To provide the level of flexibility that we and our customers require, we often find ourselves working extensively on the underlying CI infrastructure, building open source solutions that can scale between organizations and teams. One such project involved creating a custom, local GitHub Actions runner, with containerized builds, support for Google’s Build Event Server and workload measurement and analytics; in collaboration with Google we then also enabled running an identical setup with the extra capabilities in Google Cloud.
Custom runner, more applications
GitHub is the world’s largest open source code sharing space, home to many of our open source projects such as Renode, the open source FPGA toolchain SymbiFlow or our open source ASIC development-focused SystemVerilog work.

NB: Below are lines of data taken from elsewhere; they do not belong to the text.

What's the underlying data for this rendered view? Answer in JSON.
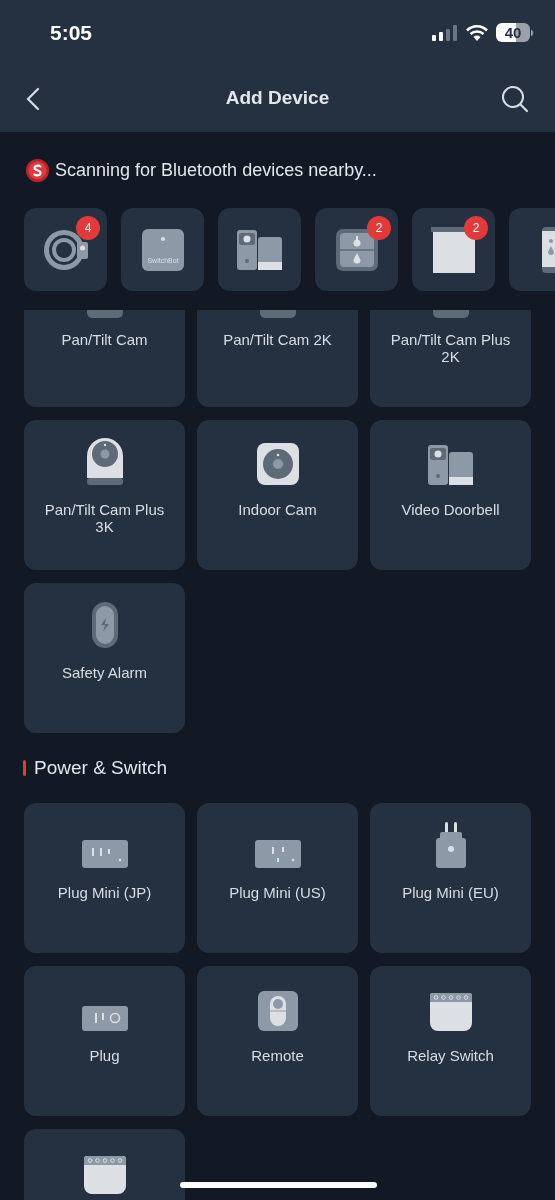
{
  "status_bar": {
    "time": "5:05",
    "battery": "40"
  },
  "header": {
    "title": "Add Device"
  },
  "scan": {
    "message": "Scanning for Bluetooth devices nearby..."
  },
  "nearby_devices": [
    {
      "kind": "lock",
      "badge": "4"
    },
    {
      "kind": "hub",
      "label": "SwitchBot"
    },
    {
      "kind": "doorbell"
    },
    {
      "kind": "sensor",
      "badge": "2"
    },
    {
      "kind": "curtain",
      "badge": "2"
    },
    {
      "kind": "meter"
    }
  ],
  "device_groups": [
    {
      "devices": [
        {
          "kind": "camera_cut",
          "label": "Pan/Tilt Cam"
        },
        {
          "kind": "camera_cut",
          "label": "Pan/Tilt Cam 2K"
        },
        {
          "kind": "camera_cut",
          "label": "Pan/Tilt Cam Plus 2K"
        },
        {
          "kind": "pantilt",
          "label": "Pan/Tilt Cam Plus 3K"
        },
        {
          "kind": "indoor",
          "label": "Indoor Cam"
        },
        {
          "kind": "doorbell",
          "label": "Video Doorbell"
        },
        {
          "kind": "alarm",
          "label": "Safety Alarm"
        }
      ]
    },
    {
      "title": "Power & Switch",
      "devices": [
        {
          "kind": "plug_jp",
          "label": "Plug Mini (JP)"
        },
        {
          "kind": "plug_us",
          "label": "Plug Mini (US)"
        },
        {
          "kind": "plug_eu",
          "label": "Plug Mini (EU)"
        },
        {
          "kind": "plug",
          "label": "Plug"
        },
        {
          "kind": "remote",
          "label": "Remote"
        },
        {
          "kind": "relay",
          "label": "Relay Switch"
        },
        {
          "kind": "relay"
        }
      ]
    }
  ]
}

GitHub Actions – used by millions of developers worldwide – is a natural choice for those projects as the go-to CI flow. However, by default it provides compute resources – in the CI world traditionally called runners – with a specific hardware configuration which does not always fit the needs of the workloads that we deal with.
Especially in our work that involves ASIC and FPGA development flows – working towards enabling fully open source chip and IP design in our broader work in collaboration with our customers and fellow CHIPS Alliance members such as Google, Western Digital and QuickLogic, we find ourselves needing hybrid setups which would allow us to keep the code as well as the CI definitions public while being able to rely on internal infrastructure to do the heavy lifting. Long-running builds involving tools like VtR or OpenROAD that use lots of memory and CPU power, can greatly benefit from the flexibility that comes with the use of custom, self-hosted runners, and this solution also gives you a high degree of freedom in terms of integrating your runner with external hardware or tools that can’t be shared publicly. The latter is especially helpful in some of our other open source projects for things like benchmarking RISC-V, OpenPOWER and other cores or tracking the QoR for your FPGA designs. The Quality of Results and flexible Continuous Integration elements are extremely important for custom engineering projects we embark on, which typically integrate a variety of open source components together – fortunately the very nature of open source that constitute the predominant part of the tools we use makes such work much easier.
Virtual machines, distant-bes and Google Cloud integration
Our internal and our customers’ needs have called for the ability to integrate on-premise runners into our GitHub CI flows, which can be done using the GitHub runner project. For many of our projects, we provide flexible development infrastructure based on open source that allows us to better collaborate around shared code and to do that, we need to be able to scale compute resources between the private and public cloud. To enable feature parity with some of internal infrastructure, we also extended the self-hosted runners with some extra features.
Firstly, the custom runners developed as part of the project can be used with our distant-bes framework to push results in the Build Event Server format to custom results viewers transparently to the CI run itself. You can see an example of how this works in the symbiflow-examples repository. Secondly, we modified the runner so that instead of running the CI script on bare metal, it spawns virtual machines and performs the run steps inside them, collects results, and kills the machine, without changing the state of the host system’s kernel. This also allows us to gather performance metrics to see what the real utilization of the runner’s resources is – and we push those results in the form of graphs to our BES server.
Lastly, based on the needs of several of our collaborative open source projects with Google, we pursued yet another goal, namely, instantiating our self-hosted runners in Google Cloud, which enables our CI to spin powerful servers up and down on demand. This mix of robust internal infrastructure and always-available, scalable on-demand Google Cloud resources is very useful for heavy workloads run by multiple organizations. In the world of collaborative development in forums like the CHIPS Alliance and RISC-V International, this is no longer a nice-to-have, but a necessity.